Sylvia Wong Lewis had always been a story teller, but her first foray into filmmaking was several years ago, when she received a phone call from a stranger asking her a simple question: “Who am I?”
“This young lady contacted me and said, ‘Hello, I’m your niece,'” Lewis recalls. “So I said, ‘Where have you been all these years?’ And she says, “I’ve been in foster care. Can you tell me who I am?'”
The answer came out in a 5-minute short film Lewis titled “From Shanghai to Harlem” — I could recount it here, but instead, take the five minutes to watch the film; it’s incredible. Her niece’s call also got her thinking about connection, and aunts, and women, and visual media — after a long career in journalism and communications (she’s 69 but you can’t tell by looking at her).
As an outlet for all those ideas, she first created Auntyland — a digital platform to celebrate women and girls and all the work they do to hold families together. And during the pandemic, the Auntyland Film Festival was born.
“I’m totally interested in stories that come at the intersection of identity and gender and age,” Lewis said. Her first thought was to start a magazine for women over 50, but then she realized that so many of these stories are intergenerational. “Fast forward now and we are in quarantine and I had this platform that’s all about aunts. I’ve always been a film buff, so it’s like one of those things that you always wanted to do, but you just never got a chance. Now I am doing it.”
So to back up a little: Lewis worked as journalist for 30 years — contributing to the Boston Globe, the Oakland Tribune, BBC Radio — and in the ’90s, pre-internet, she started a paper called the Caribbean American here in the city. (While running that, she met her husband, Byron Lewis, and moved to Tribeca.) She would go on to be the corporate communications director for the MTA for 14 years, retiring in 2010 — somewhat.
“When you’re a journalist you never really retire,” she says. “We are just addicted to the story — stories just kind of drive us and inspire us.”

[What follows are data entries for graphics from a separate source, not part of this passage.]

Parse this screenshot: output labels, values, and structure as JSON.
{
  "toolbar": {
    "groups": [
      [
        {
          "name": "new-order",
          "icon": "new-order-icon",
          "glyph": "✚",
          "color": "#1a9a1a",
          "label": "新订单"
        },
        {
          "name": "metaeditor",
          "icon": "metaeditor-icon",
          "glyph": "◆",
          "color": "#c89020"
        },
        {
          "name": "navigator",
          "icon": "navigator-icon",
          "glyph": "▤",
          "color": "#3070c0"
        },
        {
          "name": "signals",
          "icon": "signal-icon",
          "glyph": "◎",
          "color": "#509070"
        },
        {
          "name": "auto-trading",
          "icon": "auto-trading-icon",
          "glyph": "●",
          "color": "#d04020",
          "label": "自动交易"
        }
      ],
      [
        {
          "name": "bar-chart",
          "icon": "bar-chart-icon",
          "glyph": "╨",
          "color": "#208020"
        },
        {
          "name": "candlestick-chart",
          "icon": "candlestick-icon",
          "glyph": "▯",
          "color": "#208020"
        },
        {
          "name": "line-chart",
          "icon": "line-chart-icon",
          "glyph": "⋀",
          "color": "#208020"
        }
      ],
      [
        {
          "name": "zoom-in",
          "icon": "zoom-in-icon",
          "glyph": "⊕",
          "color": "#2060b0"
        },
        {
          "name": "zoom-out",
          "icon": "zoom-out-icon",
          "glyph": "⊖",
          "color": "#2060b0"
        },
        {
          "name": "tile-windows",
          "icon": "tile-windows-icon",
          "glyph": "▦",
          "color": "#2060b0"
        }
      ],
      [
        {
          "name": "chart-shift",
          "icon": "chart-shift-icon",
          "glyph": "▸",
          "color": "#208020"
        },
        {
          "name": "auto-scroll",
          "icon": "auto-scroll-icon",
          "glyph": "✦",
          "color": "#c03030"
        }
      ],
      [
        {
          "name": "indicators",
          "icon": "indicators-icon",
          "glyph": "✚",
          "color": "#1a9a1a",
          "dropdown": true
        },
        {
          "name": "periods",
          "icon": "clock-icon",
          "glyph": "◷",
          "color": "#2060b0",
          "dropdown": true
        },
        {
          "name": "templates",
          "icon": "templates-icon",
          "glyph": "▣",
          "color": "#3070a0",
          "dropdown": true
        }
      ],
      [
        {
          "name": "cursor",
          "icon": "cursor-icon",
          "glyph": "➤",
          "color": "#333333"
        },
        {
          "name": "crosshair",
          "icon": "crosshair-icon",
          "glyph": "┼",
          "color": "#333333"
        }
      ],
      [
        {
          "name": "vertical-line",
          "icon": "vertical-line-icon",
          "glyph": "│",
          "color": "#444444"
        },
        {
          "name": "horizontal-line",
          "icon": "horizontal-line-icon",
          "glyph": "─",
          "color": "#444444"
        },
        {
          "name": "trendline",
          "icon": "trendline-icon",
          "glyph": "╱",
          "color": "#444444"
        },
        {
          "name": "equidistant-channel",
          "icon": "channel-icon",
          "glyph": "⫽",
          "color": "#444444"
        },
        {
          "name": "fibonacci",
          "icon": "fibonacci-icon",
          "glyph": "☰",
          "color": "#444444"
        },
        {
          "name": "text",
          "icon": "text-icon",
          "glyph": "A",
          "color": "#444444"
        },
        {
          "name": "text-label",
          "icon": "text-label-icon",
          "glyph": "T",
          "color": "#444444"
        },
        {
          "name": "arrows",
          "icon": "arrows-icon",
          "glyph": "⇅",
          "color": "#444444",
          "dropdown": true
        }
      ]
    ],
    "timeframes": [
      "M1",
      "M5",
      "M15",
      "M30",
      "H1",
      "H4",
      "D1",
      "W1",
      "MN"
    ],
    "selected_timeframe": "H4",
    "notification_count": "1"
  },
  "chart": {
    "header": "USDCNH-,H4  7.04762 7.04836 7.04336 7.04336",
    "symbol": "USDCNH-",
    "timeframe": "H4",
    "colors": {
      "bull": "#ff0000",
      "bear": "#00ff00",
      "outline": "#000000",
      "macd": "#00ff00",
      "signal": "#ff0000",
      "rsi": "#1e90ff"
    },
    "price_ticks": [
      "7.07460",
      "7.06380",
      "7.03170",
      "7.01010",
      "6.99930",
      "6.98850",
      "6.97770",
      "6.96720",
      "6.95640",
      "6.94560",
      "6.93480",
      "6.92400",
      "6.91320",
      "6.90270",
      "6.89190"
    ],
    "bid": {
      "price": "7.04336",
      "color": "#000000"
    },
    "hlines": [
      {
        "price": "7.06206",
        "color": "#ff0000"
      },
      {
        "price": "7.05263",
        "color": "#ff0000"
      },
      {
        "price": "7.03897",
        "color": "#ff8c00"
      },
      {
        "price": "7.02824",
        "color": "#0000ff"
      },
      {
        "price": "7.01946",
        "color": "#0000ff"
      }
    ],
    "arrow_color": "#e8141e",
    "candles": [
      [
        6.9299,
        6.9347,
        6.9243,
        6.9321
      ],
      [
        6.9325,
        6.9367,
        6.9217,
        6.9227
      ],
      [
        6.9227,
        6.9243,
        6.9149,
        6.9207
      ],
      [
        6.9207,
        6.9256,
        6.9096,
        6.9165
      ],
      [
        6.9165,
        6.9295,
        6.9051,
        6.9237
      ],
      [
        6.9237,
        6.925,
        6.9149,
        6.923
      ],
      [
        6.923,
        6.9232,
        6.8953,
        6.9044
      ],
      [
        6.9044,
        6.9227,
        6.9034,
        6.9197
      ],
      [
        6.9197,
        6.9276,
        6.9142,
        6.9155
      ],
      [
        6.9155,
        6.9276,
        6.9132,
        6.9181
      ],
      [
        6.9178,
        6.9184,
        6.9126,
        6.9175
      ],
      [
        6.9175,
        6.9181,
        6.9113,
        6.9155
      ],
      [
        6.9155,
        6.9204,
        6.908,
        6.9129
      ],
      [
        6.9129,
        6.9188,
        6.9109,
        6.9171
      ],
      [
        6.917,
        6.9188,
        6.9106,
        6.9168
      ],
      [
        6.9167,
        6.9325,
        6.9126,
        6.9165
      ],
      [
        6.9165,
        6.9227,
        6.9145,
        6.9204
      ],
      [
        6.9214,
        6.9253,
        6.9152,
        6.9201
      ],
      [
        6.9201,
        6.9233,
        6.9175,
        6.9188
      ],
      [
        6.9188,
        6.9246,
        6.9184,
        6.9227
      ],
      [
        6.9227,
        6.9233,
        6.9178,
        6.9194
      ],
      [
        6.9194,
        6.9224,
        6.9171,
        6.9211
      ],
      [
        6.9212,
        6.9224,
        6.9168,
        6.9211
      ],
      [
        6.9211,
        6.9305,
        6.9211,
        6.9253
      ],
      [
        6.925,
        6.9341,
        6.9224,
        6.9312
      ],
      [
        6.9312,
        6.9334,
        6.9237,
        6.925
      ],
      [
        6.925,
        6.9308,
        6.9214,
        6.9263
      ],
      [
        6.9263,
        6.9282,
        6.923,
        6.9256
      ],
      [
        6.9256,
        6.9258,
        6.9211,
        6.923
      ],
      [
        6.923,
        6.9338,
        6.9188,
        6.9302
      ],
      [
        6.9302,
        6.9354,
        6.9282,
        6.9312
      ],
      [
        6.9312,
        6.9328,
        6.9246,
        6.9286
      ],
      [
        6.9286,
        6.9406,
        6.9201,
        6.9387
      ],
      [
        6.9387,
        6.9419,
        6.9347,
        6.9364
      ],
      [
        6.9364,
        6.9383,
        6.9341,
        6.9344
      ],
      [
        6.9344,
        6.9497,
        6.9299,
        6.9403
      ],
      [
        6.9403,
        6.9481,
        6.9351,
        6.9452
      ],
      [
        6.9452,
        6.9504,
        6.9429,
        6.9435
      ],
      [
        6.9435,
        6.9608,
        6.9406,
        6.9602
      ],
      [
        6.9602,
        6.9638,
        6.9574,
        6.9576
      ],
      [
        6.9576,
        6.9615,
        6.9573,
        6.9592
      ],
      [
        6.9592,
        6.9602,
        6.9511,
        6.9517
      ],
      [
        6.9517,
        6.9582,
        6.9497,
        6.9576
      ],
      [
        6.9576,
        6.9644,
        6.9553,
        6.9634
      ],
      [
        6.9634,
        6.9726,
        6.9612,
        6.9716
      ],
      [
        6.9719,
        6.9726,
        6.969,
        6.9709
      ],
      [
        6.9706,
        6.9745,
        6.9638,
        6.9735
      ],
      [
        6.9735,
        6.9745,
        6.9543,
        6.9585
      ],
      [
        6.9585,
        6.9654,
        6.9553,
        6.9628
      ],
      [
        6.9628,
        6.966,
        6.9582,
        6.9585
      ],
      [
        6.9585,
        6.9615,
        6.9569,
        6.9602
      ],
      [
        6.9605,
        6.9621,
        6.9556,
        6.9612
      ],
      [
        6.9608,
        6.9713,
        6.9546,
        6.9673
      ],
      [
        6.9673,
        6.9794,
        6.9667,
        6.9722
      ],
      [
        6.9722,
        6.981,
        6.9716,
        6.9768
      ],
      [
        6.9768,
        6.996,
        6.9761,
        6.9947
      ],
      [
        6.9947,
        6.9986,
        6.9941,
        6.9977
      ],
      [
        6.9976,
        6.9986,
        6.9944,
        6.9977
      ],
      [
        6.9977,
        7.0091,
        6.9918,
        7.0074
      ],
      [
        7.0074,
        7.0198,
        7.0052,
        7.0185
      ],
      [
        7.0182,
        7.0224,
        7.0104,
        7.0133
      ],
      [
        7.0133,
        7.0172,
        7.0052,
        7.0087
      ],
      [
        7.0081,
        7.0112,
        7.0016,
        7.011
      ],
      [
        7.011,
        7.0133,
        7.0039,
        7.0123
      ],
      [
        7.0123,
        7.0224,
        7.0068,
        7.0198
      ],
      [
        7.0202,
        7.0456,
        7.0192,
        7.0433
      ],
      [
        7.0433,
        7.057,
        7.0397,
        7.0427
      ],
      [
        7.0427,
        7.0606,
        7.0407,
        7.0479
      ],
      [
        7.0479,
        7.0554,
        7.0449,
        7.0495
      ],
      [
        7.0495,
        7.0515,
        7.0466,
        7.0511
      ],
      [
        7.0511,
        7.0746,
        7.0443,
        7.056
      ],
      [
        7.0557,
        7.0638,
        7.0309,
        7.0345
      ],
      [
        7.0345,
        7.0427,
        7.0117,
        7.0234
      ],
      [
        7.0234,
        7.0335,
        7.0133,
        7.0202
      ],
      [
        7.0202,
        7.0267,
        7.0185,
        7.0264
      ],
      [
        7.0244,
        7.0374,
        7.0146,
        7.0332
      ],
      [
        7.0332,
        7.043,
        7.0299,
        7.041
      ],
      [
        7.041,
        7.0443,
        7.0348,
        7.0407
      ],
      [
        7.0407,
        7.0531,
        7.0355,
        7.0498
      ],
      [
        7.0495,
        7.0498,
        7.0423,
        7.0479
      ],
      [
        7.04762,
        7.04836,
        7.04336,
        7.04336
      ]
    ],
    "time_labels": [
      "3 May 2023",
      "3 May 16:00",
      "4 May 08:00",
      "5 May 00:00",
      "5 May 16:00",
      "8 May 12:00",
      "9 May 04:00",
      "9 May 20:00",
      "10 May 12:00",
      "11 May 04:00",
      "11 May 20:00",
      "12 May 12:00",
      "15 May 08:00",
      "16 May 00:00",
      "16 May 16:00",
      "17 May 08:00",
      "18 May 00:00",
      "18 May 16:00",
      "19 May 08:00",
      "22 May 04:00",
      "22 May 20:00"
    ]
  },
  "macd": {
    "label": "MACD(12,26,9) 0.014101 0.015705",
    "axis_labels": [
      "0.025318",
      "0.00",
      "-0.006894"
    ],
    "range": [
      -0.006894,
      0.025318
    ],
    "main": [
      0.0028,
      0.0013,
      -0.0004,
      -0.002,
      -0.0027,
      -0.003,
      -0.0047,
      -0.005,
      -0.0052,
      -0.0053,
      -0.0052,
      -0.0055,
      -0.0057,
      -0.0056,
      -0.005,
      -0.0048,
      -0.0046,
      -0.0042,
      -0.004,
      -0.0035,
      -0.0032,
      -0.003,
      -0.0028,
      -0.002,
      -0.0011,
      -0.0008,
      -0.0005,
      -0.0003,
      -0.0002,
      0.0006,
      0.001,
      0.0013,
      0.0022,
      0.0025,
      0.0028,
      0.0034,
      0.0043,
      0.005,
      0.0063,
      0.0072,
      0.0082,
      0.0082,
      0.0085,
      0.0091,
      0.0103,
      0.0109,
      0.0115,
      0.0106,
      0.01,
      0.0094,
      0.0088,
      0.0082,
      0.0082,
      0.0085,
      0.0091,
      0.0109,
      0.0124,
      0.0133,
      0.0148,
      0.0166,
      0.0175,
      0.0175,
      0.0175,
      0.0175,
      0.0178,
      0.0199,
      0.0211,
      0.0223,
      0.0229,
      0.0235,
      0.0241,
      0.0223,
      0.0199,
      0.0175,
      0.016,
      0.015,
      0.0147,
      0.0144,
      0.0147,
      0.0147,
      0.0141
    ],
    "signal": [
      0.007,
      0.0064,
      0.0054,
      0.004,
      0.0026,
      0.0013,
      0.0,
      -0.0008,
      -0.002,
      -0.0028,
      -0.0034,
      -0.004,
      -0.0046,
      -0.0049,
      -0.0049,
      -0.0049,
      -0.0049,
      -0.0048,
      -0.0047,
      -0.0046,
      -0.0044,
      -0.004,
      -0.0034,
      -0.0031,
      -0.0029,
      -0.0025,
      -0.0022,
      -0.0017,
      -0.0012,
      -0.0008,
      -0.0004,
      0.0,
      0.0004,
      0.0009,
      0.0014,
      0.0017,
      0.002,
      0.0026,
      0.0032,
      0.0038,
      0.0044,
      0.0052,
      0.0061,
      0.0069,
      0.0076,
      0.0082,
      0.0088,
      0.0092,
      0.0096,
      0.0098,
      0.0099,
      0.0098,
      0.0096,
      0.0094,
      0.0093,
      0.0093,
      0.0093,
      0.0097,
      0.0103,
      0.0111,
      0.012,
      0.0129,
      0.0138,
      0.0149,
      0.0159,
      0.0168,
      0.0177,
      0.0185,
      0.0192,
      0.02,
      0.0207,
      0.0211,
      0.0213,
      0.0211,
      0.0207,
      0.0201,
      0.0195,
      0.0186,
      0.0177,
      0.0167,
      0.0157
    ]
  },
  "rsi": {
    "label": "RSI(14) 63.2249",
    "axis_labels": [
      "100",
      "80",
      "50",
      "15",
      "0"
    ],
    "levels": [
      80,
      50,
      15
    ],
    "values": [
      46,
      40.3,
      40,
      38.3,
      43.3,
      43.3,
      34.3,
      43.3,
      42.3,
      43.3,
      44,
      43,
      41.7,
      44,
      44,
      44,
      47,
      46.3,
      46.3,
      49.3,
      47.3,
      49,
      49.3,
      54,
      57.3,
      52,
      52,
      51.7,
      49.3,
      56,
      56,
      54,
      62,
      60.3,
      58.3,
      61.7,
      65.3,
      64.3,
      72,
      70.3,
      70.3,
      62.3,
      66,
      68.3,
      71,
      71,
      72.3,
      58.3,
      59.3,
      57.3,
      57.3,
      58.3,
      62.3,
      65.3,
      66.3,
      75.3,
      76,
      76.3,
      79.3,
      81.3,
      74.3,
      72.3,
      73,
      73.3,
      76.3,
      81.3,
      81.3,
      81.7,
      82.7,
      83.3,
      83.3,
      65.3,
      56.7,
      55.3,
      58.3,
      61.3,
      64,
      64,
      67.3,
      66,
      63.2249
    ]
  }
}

She sees being a filmmaker as kind of an extension of being a journalist. Add that to her passion, genealogy, and the result is her original film for her niece and now the film festival. “Films are the most viable because we live in this digital era. It’s a wonderful way to share more stories.”
The film festival launched last week, and submissions will be accepted until Jan. 30, 2022. The festival itself will be online in March, tagged to Women’s History Month next March and International Women’s Day on March 8. They are seeking short films about any topic, not just aunties but also family, politics, sports, food, cooking, gardens, home, pets/animals, climate change, sustainability, LGBTQ themes, ‘Only in New York’ — anything that celebrates the “bold realness” that aunties bring. See more information here.
“The pandemic kept us locked up in our homes but also made us wake up to what’s going on around us,” Lewis said. “Stories bring people together, make us more connected to each other and and understand each other. It’s kind of a pie in the sky view, but that’s where I am going with this.”